Investing involves some pain. Not all of our pick are winners and we all lose money from time to time. It is what we learn from that pain that matters . Why did we make the pick we did? Was it a "hot tip" from a cousin? Was is up big one day so we bought it not knowing what the company really did or what kind of financial shape they are in? Was there a stock that we sold because the talking heads on TV or the "analysts" said we should even though in our gut we knew we shouldn't, only to watch is double or triple after we sold? Did we buy a stock recommended by those newsletters we all get in the mail and lost a bunch? For a great analysis of these picks go the Stock Gumshoe here.

Doing any of these things when investing can cause you financial pain. Repeating them with more money on the line will lead to more pain and possibly financial ruin if the bet is large enough. An investing leper is someone who does not feel the pain of financial loss and continues to repeat the same mistakes until they have no more money left to invest. They refuse to learn from or accept the pain from their actions and repeat them with increasingly dire consequences.

In order to invest with success you must have a investing strategy. I am always amazed how people will invest thousands in a stock because Uncle Leo said to yet will drive to 3 different stores to save 20 cents on a gallon of milk. Why don't they take the same time with their investments than they do shopping for food or clothes? The strategy you begin with will not be the same you end with. Learn from the mistakes you have made (we all make them) and adjust your strategy to eliminate them in the future. Making an investing mistake is not a crime, repeating it is.

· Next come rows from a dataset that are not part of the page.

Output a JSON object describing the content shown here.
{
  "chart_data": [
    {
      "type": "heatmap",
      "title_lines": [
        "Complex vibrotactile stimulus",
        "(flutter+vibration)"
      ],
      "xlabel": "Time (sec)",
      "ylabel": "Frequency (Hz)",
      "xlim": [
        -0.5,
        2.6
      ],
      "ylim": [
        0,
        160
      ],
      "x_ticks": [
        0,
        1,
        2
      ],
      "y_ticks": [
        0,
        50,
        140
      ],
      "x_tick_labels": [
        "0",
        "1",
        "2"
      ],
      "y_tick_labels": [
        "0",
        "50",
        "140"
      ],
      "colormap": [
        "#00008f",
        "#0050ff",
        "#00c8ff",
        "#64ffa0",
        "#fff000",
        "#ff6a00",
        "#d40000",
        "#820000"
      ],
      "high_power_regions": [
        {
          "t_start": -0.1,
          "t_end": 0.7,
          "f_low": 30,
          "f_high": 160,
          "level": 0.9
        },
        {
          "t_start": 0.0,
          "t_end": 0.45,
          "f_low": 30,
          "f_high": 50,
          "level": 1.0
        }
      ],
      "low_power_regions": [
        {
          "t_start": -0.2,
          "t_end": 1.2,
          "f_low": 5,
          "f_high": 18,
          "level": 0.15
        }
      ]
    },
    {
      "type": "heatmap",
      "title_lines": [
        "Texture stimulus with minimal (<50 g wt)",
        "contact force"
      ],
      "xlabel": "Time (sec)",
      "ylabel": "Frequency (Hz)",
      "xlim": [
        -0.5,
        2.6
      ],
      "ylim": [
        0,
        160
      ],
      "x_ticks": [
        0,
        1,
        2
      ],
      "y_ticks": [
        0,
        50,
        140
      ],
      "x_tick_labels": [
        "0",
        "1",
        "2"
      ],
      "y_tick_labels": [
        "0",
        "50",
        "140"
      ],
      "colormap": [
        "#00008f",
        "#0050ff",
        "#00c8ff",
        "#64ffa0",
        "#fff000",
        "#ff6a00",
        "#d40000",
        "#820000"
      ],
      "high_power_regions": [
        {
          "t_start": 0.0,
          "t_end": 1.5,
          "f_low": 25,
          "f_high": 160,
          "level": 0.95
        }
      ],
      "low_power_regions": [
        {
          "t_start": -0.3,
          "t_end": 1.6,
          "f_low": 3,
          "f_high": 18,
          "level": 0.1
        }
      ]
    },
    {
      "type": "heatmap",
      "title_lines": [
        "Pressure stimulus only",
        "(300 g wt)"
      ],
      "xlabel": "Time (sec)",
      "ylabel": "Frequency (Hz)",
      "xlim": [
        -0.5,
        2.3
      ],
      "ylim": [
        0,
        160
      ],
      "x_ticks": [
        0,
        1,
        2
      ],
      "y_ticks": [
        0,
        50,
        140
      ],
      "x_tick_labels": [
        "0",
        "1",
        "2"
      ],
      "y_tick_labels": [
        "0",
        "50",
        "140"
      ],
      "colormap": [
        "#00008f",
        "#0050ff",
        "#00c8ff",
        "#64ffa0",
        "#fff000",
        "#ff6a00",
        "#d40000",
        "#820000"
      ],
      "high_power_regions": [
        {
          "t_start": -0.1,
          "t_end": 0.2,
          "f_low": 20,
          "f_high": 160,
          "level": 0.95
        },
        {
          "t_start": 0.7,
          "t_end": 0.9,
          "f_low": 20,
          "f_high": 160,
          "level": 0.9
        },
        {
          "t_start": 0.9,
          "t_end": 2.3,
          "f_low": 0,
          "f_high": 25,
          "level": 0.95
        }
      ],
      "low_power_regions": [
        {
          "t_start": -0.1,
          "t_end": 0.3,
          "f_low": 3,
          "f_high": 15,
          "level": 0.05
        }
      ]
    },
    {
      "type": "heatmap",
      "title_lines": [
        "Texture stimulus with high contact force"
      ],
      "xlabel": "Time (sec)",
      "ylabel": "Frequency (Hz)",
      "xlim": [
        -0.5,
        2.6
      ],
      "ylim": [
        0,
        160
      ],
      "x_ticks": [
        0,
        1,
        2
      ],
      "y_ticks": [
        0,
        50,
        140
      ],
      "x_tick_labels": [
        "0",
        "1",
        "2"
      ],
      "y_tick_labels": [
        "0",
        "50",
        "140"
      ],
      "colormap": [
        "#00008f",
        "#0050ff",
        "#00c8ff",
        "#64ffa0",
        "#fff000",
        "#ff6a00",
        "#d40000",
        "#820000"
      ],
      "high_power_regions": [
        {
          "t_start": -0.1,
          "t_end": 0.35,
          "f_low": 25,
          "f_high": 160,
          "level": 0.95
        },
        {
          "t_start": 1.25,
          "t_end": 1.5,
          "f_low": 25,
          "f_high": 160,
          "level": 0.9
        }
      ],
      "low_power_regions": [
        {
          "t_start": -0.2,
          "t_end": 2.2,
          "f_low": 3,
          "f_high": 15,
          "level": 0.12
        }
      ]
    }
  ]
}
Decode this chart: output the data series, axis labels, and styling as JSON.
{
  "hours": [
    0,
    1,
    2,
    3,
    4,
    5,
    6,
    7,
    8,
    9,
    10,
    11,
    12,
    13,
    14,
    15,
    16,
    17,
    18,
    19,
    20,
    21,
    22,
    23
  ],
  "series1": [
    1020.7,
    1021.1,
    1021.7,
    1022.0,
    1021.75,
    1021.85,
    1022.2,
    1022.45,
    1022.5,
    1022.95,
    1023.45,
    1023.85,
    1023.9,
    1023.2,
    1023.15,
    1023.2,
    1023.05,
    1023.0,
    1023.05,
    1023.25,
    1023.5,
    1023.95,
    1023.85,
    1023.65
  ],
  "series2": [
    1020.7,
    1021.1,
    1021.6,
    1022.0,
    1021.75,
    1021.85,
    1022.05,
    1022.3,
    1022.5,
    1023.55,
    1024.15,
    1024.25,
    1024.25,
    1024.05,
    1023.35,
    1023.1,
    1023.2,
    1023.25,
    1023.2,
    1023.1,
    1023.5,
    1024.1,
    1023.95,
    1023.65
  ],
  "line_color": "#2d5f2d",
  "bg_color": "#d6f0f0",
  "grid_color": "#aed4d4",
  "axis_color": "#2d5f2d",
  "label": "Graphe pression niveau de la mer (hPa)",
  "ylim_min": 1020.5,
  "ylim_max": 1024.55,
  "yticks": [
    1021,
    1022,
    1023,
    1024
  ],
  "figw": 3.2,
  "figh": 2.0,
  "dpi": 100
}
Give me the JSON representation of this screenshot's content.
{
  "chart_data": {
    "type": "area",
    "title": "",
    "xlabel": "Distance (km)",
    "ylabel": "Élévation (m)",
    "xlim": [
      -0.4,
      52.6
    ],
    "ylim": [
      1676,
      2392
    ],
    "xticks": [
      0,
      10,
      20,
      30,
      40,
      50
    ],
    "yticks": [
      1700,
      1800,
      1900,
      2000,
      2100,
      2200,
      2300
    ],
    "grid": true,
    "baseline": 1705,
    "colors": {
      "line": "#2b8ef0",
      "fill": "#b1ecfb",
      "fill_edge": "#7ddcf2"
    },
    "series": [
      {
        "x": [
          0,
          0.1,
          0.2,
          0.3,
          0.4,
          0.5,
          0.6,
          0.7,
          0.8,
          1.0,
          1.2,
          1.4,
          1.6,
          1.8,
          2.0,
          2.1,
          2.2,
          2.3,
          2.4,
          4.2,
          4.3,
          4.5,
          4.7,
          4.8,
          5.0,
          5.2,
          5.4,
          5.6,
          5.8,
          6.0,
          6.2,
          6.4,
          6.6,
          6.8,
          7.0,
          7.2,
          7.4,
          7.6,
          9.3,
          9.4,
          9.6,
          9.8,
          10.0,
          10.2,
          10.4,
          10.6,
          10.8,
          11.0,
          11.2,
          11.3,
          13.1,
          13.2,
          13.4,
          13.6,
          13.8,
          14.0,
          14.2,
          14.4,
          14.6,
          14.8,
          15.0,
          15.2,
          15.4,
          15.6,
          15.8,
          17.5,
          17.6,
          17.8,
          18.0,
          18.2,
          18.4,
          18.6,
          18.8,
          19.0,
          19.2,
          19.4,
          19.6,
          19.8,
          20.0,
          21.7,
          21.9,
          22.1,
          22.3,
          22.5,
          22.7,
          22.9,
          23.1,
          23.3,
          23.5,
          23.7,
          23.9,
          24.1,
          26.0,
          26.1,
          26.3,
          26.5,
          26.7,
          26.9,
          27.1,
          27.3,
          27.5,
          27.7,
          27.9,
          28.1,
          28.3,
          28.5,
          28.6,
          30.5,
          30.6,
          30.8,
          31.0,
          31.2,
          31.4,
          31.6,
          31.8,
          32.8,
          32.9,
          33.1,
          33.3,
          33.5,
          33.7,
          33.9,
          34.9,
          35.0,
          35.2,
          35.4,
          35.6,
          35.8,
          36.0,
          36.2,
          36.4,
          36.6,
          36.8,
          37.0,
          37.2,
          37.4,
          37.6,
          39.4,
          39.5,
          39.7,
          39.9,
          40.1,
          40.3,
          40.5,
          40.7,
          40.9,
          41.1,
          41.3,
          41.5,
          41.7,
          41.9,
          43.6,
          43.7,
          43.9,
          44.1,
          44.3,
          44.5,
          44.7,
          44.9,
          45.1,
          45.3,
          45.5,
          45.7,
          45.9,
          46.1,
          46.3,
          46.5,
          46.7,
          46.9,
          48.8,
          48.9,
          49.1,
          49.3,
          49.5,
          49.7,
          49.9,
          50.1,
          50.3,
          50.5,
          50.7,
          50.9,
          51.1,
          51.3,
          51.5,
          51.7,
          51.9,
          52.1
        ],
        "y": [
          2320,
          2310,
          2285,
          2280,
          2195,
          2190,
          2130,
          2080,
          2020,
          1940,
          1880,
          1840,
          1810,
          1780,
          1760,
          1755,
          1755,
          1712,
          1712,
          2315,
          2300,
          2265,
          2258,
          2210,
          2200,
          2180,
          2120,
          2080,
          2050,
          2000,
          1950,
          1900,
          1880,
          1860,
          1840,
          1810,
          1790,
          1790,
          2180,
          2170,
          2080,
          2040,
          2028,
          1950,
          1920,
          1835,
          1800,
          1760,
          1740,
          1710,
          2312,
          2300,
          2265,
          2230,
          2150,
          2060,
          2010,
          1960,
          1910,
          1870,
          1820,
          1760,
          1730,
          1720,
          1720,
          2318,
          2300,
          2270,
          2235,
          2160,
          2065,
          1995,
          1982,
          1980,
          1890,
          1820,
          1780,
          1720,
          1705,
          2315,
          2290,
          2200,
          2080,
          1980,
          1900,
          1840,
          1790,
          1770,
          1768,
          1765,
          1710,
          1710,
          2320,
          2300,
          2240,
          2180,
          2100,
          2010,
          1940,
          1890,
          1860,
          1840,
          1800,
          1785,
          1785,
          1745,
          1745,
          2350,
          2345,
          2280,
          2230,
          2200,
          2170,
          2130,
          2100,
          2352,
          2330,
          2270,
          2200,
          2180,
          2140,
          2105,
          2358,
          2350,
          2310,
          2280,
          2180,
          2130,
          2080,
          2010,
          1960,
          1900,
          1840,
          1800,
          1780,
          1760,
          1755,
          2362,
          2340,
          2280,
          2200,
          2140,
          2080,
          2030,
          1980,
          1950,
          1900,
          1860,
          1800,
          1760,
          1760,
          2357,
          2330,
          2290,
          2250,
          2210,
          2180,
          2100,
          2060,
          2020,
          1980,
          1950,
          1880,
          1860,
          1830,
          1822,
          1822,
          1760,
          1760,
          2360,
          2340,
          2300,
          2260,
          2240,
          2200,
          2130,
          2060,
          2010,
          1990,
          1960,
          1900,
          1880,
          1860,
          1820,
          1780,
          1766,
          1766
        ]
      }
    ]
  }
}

In 2003 I sold USG because I listened to analysts and talking heads who said the company would be ruined by asbestos induced bankruptcy. I then sat and watched as the stock doubled, tripled and then quadrupled. I vowed to never make that mistake again. Because of that vow I have held Altria (MO) since 2003 despite the dire predictions regarding their litigation situation and continue to hold Sears Holdings (SHLD) despite the "dying retailer" predictions on TV and both have rewarded my patience spectacularly. Had I not learned from my earlier mistake I would have sold both long ago and would have a headache from beating my head against the desk and I watched thousands in potential profits never materialize.


You will make mistakes, learn from them and avoid far greater pain.